In my professional opinion, Up.Time is the best, most comprehensive, and most polished out of the box solution available at any price. Yes, its proprietary closed source commercial software… but, whether your using Zenoss, HP OpenView, Hyperic, or another other solution out there, your going to only get a small subset of monitoring capability without spending some time extending it yourself or digging around for modules written by someone else. Most, such as NetNMS or Zenoss, are limited by the OIDs exposed by SNMP and then extended by creating custom scripts that SSH into boxes every n seconds. Others such as Zabbix and Hyperic provide a client side agent that gathers up fairly generic information such as disk usage, CPU and memory usage, and maybe an odd and end on top. But Up.Time gathers a massive range of metrics, stores them all, and provides useful graphing and reporting capabilities, including report automation, to make it all very useful.

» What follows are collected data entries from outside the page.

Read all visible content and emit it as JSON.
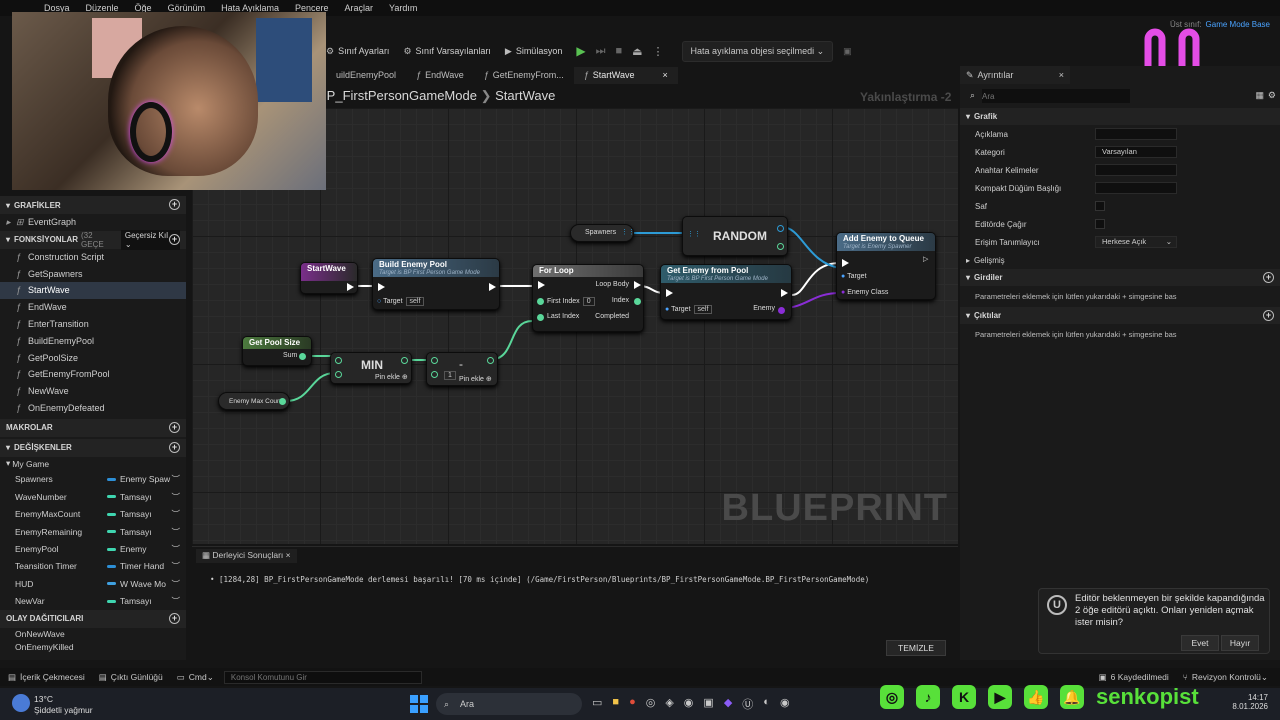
{
  "menu": [
    "Dosya",
    "Düzenle",
    "Öğe",
    "Görünüm",
    "Hata Ayıklama",
    "Pencere",
    "Araçlar",
    "Yardım"
  ],
  "parent_class": {
    "label": "Üst sınıf:",
    "value": "Game Mode Base"
  },
  "toolbar": {
    "class_settings": "Sınıf Ayarları",
    "class_defaults": "Sınıf Varsayılanları",
    "simulation": "Simülasyon",
    "debug_dropdown": "Hata ayıklama objesi seçilmedi"
  },
  "tabs": [
    {
      "label": "uildEnemyPool"
    },
    {
      "label": "EndWave"
    },
    {
      "label": "GetEnemyFrom..."
    },
    {
      "label": "StartWave",
      "active": true
    }
  ],
  "breadcrumb": {
    "graph": "BP_FirstPersonGameMode",
    "function": "StartWave"
  },
  "zoom": "Yakınlaştırma -2",
  "watermark": "BLUEPRINT",
  "nodes": {
    "startwave": "StartWave",
    "build": {
      "title": "Build Enemy Pool",
      "sub": "Target is BP First Person Game Mode",
      "target": "Target",
      "self": "self"
    },
    "forloop": {
      "title": "For Loop",
      "loop_body": "Loop Body",
      "first_index": "First Index",
      "first_val": "0",
      "index": "Index",
      "last_index": "Last Index",
      "completed": "Completed"
    },
    "getenemy": {
      "title": "Get Enemy from Pool",
      "sub": "Target is BP First Person Game Mode",
      "target": "Target",
      "self": "self",
      "enemy": "Enemy"
    },
    "spawners": "Spawners",
    "random": "RANDOM",
    "addqueue": {
      "title": "Add Enemy to Queue",
      "sub": "Target is Enemy Spawner",
      "target": "Target",
      "enemy_class": "Enemy Class"
    },
    "poolsize": {
      "title": "Get Pool Size",
      "sum": "Sum"
    },
    "min": {
      "title": "MIN",
      "add_pin": "Pin ekle"
    },
    "minus": {
      "title": "-",
      "val": "1",
      "add_pin": "Pin ekle"
    },
    "maxcount": "Enemy Max Count"
  },
  "left": {
    "graphs_header": "GRAFİKLER",
    "event_graph": "EventGraph",
    "functions_header": "FONKSİYONLAR",
    "functions_count": "(32 GEÇE",
    "override_dropdown": "Geçersiz Kıl",
    "functions": [
      "Construction Script",
      "GetSpawners",
      "StartWave",
      "EndWave",
      "EnterTransition",
      "BuildEnemyPool",
      "GetPoolSize",
      "GetEnemyFromPool",
      "NewWave",
      "OnEnemyDefeated"
    ],
    "macros_header": "MAKROLAR",
    "variables_header": "DEĞİŞKENLER",
    "my_game": "My Game",
    "variables": [
      {
        "name": "Spawners",
        "type": "Enemy Spaw",
        "color": "#2d8fd6"
      },
      {
        "name": "WaveNumber",
        "type": "Tamsayı",
        "color": "#3fd6b0"
      },
      {
        "name": "EnemyMaxCount",
        "type": "Tamsayı",
        "color": "#3fd6b0"
      },
      {
        "name": "EnemyRemaining",
        "type": "Tamsayı",
        "color": "#3fd6b0"
      },
      {
        "name": "EnemyPool",
        "type": "Enemy",
        "color": "#3fd6b0"
      },
      {
        "name": "Teansition Timer",
        "type": "Timer Hand",
        "color": "#2d8fd6"
      },
      {
        "name": "HUD",
        "type": "W Wave Mo",
        "color": "#3fa0e0"
      },
      {
        "name": "NewVar",
        "type": "Tamsayı",
        "color": "#3fd6b0"
      }
    ],
    "dispatchers_header": "OLAY DAĞITICILARI",
    "dispatchers": [
      "OnNewWave",
      "OnEnemyKilled"
    ]
  },
  "details": {
    "tab": "Ayrıntılar",
    "search_placeholder": "Ara",
    "graphic_header": "Grafik",
    "rows": {
      "description": "Açıklama",
      "category": "Kategori",
      "category_value": "Varsayılan",
      "keywords": "Anahtar Kelimeler",
      "compact_title": "Kompakt Düğüm Başlığı",
      "pure": "Saf",
      "call_in_editor": "Editörde Çağır",
      "access": "Erişim Tanımlayıcı",
      "access_value": "Herkese Açık",
      "advanced": "Gelişmiş"
    },
    "inputs_header": "Girdiler",
    "inputs_hint": "Parametreleri eklemek için lütfen yukarıdaki + simgesine bas",
    "outputs_header": "Çıktılar",
    "outputs_hint": "Parametreleri eklemek için lütfen yukarıdaki + simgesine bas"
  },
  "compiler": {
    "tab": "Derleyici Sonuçları",
    "message": "[1284,28] BP_FirstPersonGameMode derlemesi başarılı! [70 ms içinde] (/Game/FirstPerson/Blueprints/BP_FirstPersonGameMode.BP_FirstPersonGameMode)",
    "clear": "TEMİZLE"
  },
  "toast": {
    "text": "Editör beklenmeyen bir şekilde kapandığında 2 öğe editörü açıktı. Onları yeniden açmak ister misin?",
    "yes": "Evet",
    "no": "Hayır"
  },
  "bottombar": {
    "content_drawer": "İçerik Çekmecesi",
    "output_log": "Çıktı Günlüğü",
    "cmd": "Cmd",
    "console_placeholder": "Konsol Komutunu Gir",
    "saved": "6 Kaydedilmedi",
    "revision": "Revizyon Kontrolü"
  },
  "taskbar": {
    "weather_temp": "13°C",
    "weather_desc": "Şiddetli yağmur",
    "search": "Ara",
    "time": "14:17",
    "date": "8.01.2026"
  },
  "social": {
    "handle": "senkopist"
  }
}
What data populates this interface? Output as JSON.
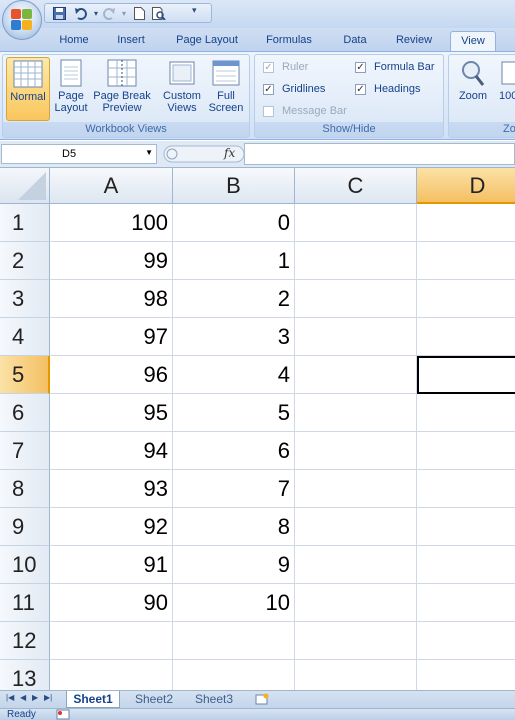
{
  "qat": {
    "items": [
      "save-icon",
      "undo-icon",
      "redo-icon",
      "new-icon",
      "print-preview-icon"
    ]
  },
  "tabs": [
    "Home",
    "Insert",
    "Page Layout",
    "Formulas",
    "Data",
    "Review",
    "View"
  ],
  "active_tab": "View",
  "ribbon": {
    "workbook_views": {
      "label": "Workbook Views",
      "normal": "Normal",
      "page_layout_1": "Page",
      "page_layout_2": "Layout",
      "page_break_1": "Page Break",
      "page_break_2": "Preview",
      "custom_1": "Custom",
      "custom_2": "Views",
      "full_1": "Full",
      "full_2": "Screen"
    },
    "show_hide": {
      "label": "Show/Hide",
      "ruler": "Ruler",
      "gridlines": "Gridlines",
      "message_bar": "Message Bar",
      "formula_bar": "Formula Bar",
      "headings": "Headings"
    },
    "zoom": {
      "zoom": "Zoom",
      "hundred": "100",
      "group_label": "Zo"
    }
  },
  "formula_bar": {
    "name_box": "D5",
    "fx": "fx",
    "value": ""
  },
  "columns": [
    "A",
    "B",
    "C",
    "D"
  ],
  "rows": [
    {
      "n": "1",
      "a": "100",
      "b": "0"
    },
    {
      "n": "2",
      "a": "99",
      "b": "1"
    },
    {
      "n": "3",
      "a": "98",
      "b": "2"
    },
    {
      "n": "4",
      "a": "97",
      "b": "3"
    },
    {
      "n": "5",
      "a": "96",
      "b": "4"
    },
    {
      "n": "6",
      "a": "95",
      "b": "5"
    },
    {
      "n": "7",
      "a": "94",
      "b": "6"
    },
    {
      "n": "8",
      "a": "93",
      "b": "7"
    },
    {
      "n": "9",
      "a": "92",
      "b": "8"
    },
    {
      "n": "10",
      "a": "91",
      "b": "9"
    },
    {
      "n": "11",
      "a": "90",
      "b": "10"
    },
    {
      "n": "12",
      "a": "",
      "b": ""
    },
    {
      "n": "13",
      "a": "",
      "b": ""
    }
  ],
  "sheets": [
    "Sheet1",
    "Sheet2",
    "Sheet3"
  ],
  "active_sheet": "Sheet1",
  "status": {
    "text": "Ready"
  },
  "colors": {
    "accent": "#15428b",
    "selected_header": "#f4c063",
    "ribbon": "#dde9f8"
  }
}
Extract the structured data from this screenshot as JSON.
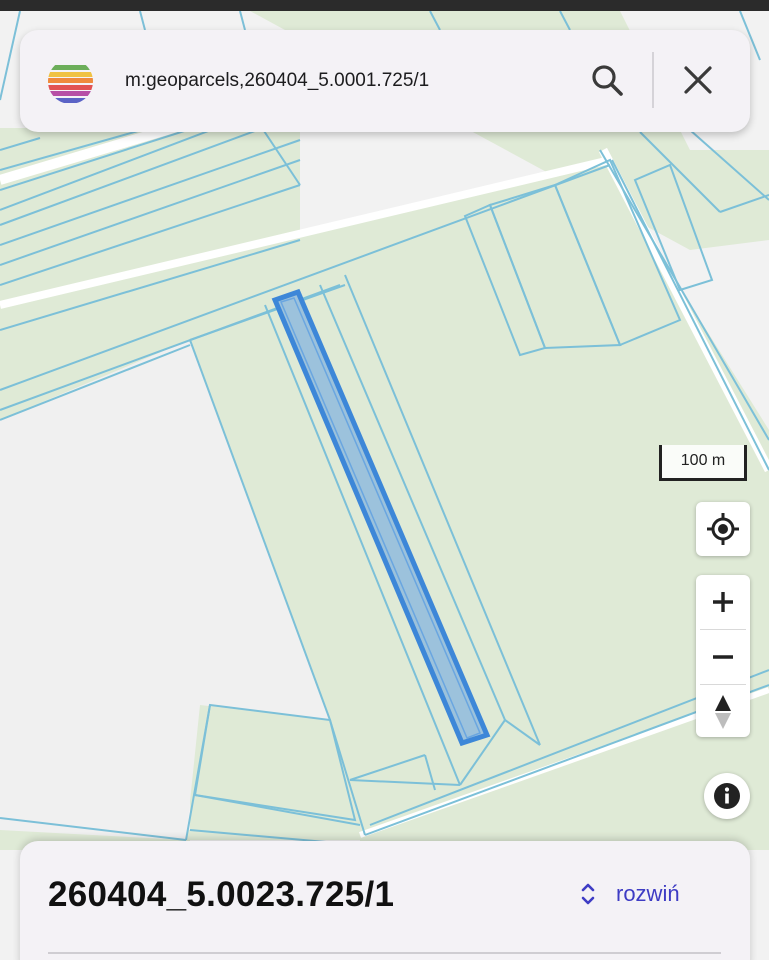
{
  "search": {
    "query": "m:geoparcels,260404_5.0001.725/1"
  },
  "logo": {
    "stripes": [
      "#6cae5a",
      "#f0c243",
      "#ef8a3c",
      "#e25252",
      "#b64fa6",
      "#5b63c6"
    ]
  },
  "map": {
    "scale_label": "100 m",
    "colors": {
      "background": "#f2f2f2",
      "green_area": "#dfead6",
      "parcel_outline": "#7cc0d8",
      "road": "#ffffff",
      "highlight_fill": "#9cc2dc",
      "highlight_stroke": "#3d87d8"
    }
  },
  "controls": {
    "locate_icon": "locate-icon",
    "zoom_in_icon": "plus-icon",
    "zoom_out_icon": "minus-icon",
    "compass_icon": "compass-icon",
    "info_icon": "info-icon"
  },
  "sheet": {
    "parcel_id": "260404_5.0023.725/1",
    "expand_label": "rozwiń",
    "expand_icon": "unfold-icon",
    "accent": "#3e3cc4"
  }
}
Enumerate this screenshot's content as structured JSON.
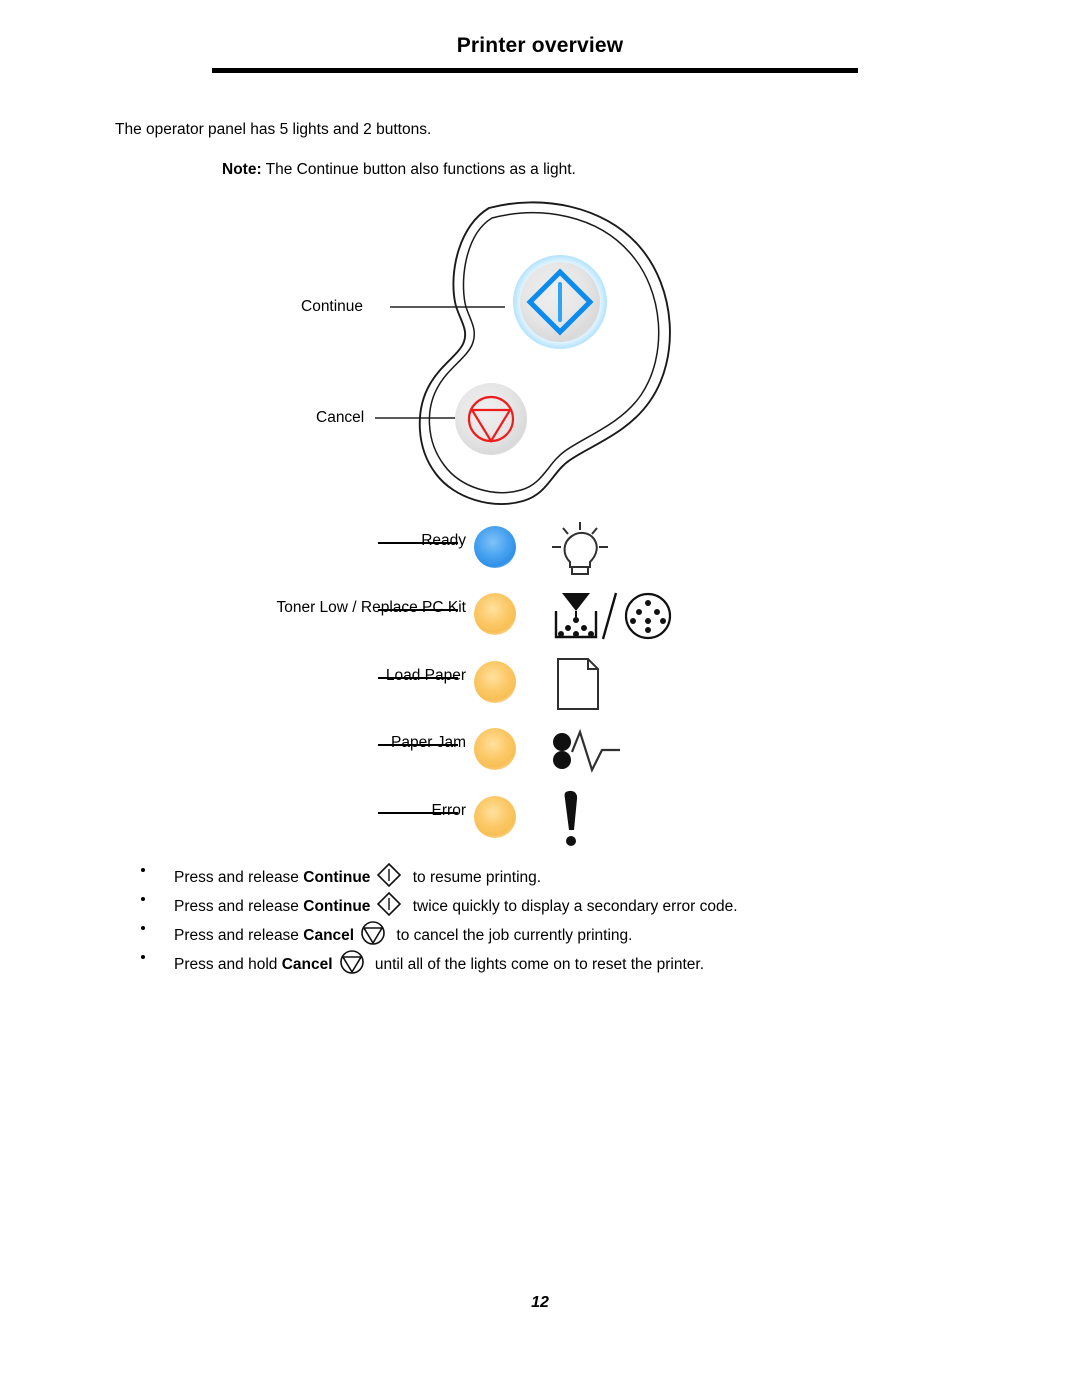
{
  "document": {
    "title": "Printer overview",
    "page_number": "12"
  },
  "intro": {
    "line": "The operator panel has 5 lights and 2 buttons.",
    "note_label": "Note:",
    "note_text": "The Continue button also functions as a light."
  },
  "panel": {
    "buttons": [
      {
        "name": "continue",
        "label": "Continue",
        "icon": "diamond-bar-icon",
        "icon_color": "#0a8bf0",
        "glow_color": "#78cdff"
      },
      {
        "name": "cancel",
        "label": "Cancel",
        "icon": "circle-triangle-down-icon",
        "icon_color": "#f01c1c"
      }
    ]
  },
  "lights": [
    {
      "label": "Ready",
      "color": "#3b9aee",
      "tone": "blue",
      "icon": "light-bulb-icon"
    },
    {
      "label": "Toner Low / Replace PC Kit",
      "color": "#f8bf55",
      "tone": "amber",
      "icon": "toner-hopper-and-pc-kit-icon"
    },
    {
      "label": "Load Paper",
      "color": "#f8bf55",
      "tone": "amber",
      "icon": "paper-sheet-icon"
    },
    {
      "label": "Paper Jam",
      "color": "#f8bf55",
      "tone": "amber",
      "icon": "paper-jam-rollers-icon"
    },
    {
      "label": "Error",
      "color": "#f8bf55",
      "tone": "amber",
      "icon": "exclamation-mark-icon"
    }
  ],
  "instructions": [
    {
      "prefix": "Press and release ",
      "button": "Continue",
      "icon": "diamond-bar-icon",
      "suffix": " to resume printing."
    },
    {
      "prefix": "Press and release ",
      "button": "Continue",
      "icon": "diamond-bar-icon",
      "suffix": " twice quickly to display a secondary error code."
    },
    {
      "prefix": "Press and release ",
      "button": "Cancel",
      "icon": "circle-triangle-down-icon",
      "suffix": " to cancel the job currently printing."
    },
    {
      "prefix": "Press and hold ",
      "button": "Cancel",
      "icon": "circle-triangle-down-icon",
      "suffix": " until all of the lights come on to reset the printer."
    }
  ]
}
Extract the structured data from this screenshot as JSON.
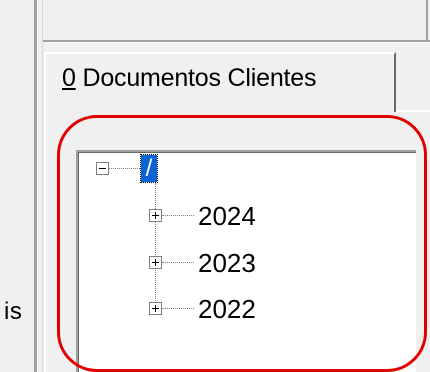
{
  "left_panel": {
    "text": "is"
  },
  "tabs": [
    {
      "hotkey": "0",
      "rest": " Documentos Clientes"
    }
  ],
  "tree": {
    "root": {
      "label": "/",
      "expander": "minus"
    },
    "children": [
      {
        "label": "2024",
        "expander": "plus"
      },
      {
        "label": "2023",
        "expander": "plus"
      },
      {
        "label": "2022",
        "expander": "plus"
      }
    ]
  },
  "colors": {
    "selection": "#0a64d8",
    "annotation": "#e00000",
    "window_bg": "#f0f0f0"
  },
  "icons": {
    "collapse": "minus-box-icon",
    "expand": "plus-box-icon"
  }
}
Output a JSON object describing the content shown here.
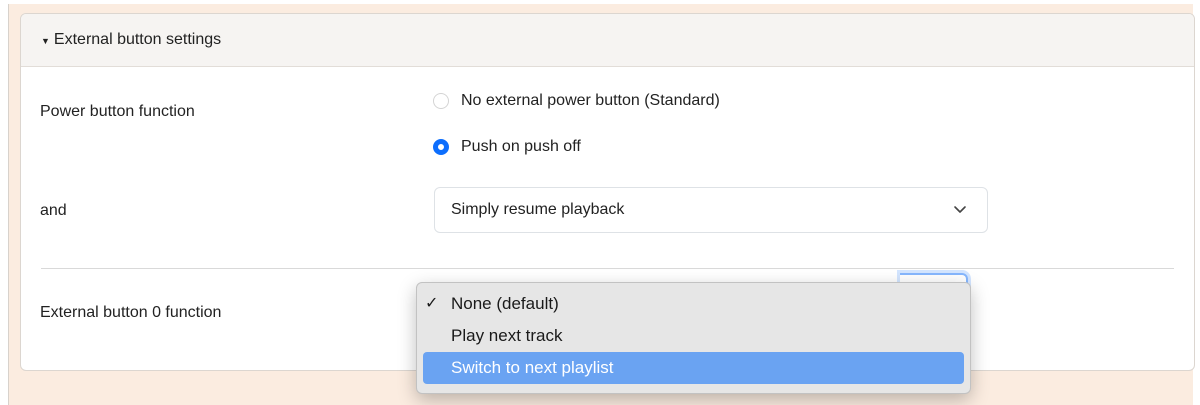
{
  "section": {
    "title": "External button settings"
  },
  "power": {
    "label": "Power button function",
    "options": [
      {
        "label": "No external power button (Standard)",
        "checked": false
      },
      {
        "label": "Push on push off",
        "checked": true
      }
    ]
  },
  "and_row": {
    "label": "and",
    "selected": "Simply resume playback"
  },
  "external0": {
    "label": "External button 0 function",
    "dropdown": {
      "options": [
        {
          "label": "None (default)",
          "selected": true
        },
        {
          "label": "Play next track",
          "selected": false
        },
        {
          "label": "Switch to next playlist",
          "highlighted": true
        }
      ],
      "check_mark": "✓"
    }
  },
  "colors": {
    "accent": "#0d6efd",
    "highlight": "#6aa3f2",
    "page_bg": "#fbece0"
  }
}
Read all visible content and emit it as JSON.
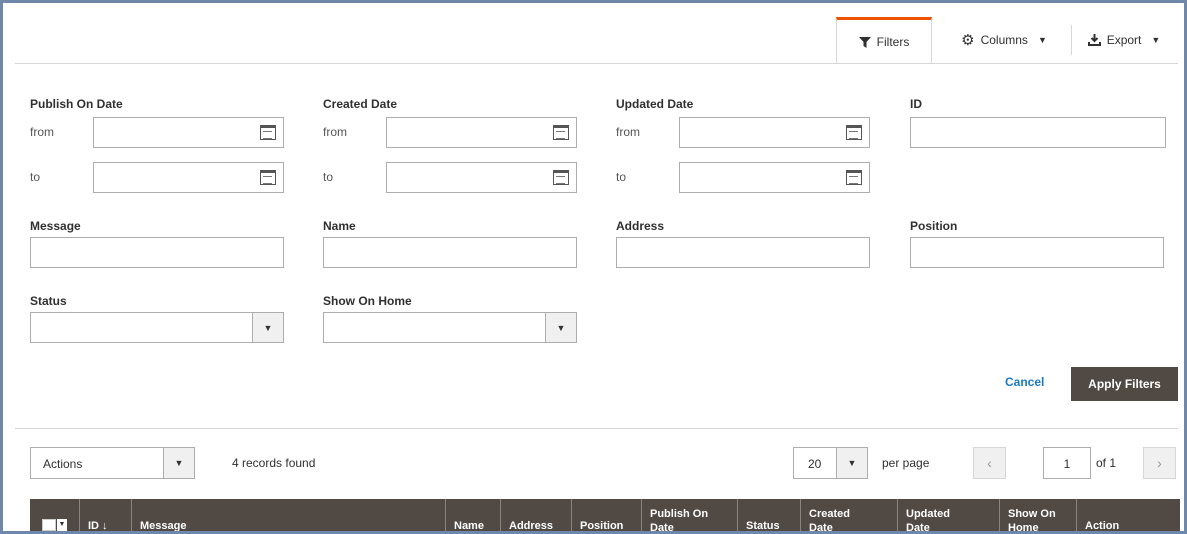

I’ve solved more than a few problems because of the realization that the historical data I needed to analyze a problem was already right under my nose because Up.Time had been gathering it and I didn’t even realize it. A great example is IO response time! I spent quite a bit of time ripping apart iostat.c to learn how to extend Zabbix, Hyperic, or other solutions to record a_svct… then I realized that all that data was already being gathered with Up.Time right out of the box. Not only does it gather single return metrics, it also stores useful multi-string return data such as the top CPU consuming processes during a given period. Just knowing that the CPU was saturated on Monday of last week isn’t enough! What was actually using that CPU? Up.Time can tell you, no modification required.
With all my searching to date, there is only one “install and forget” solution on the market, and thats Up.Time. If you want to solve your monitoring problems with money its hands down the solution you need to use. I’m not saying its perfect, there are a couple things here and there I’d like to change, but I’m hard pressed to find anything as powerful as it.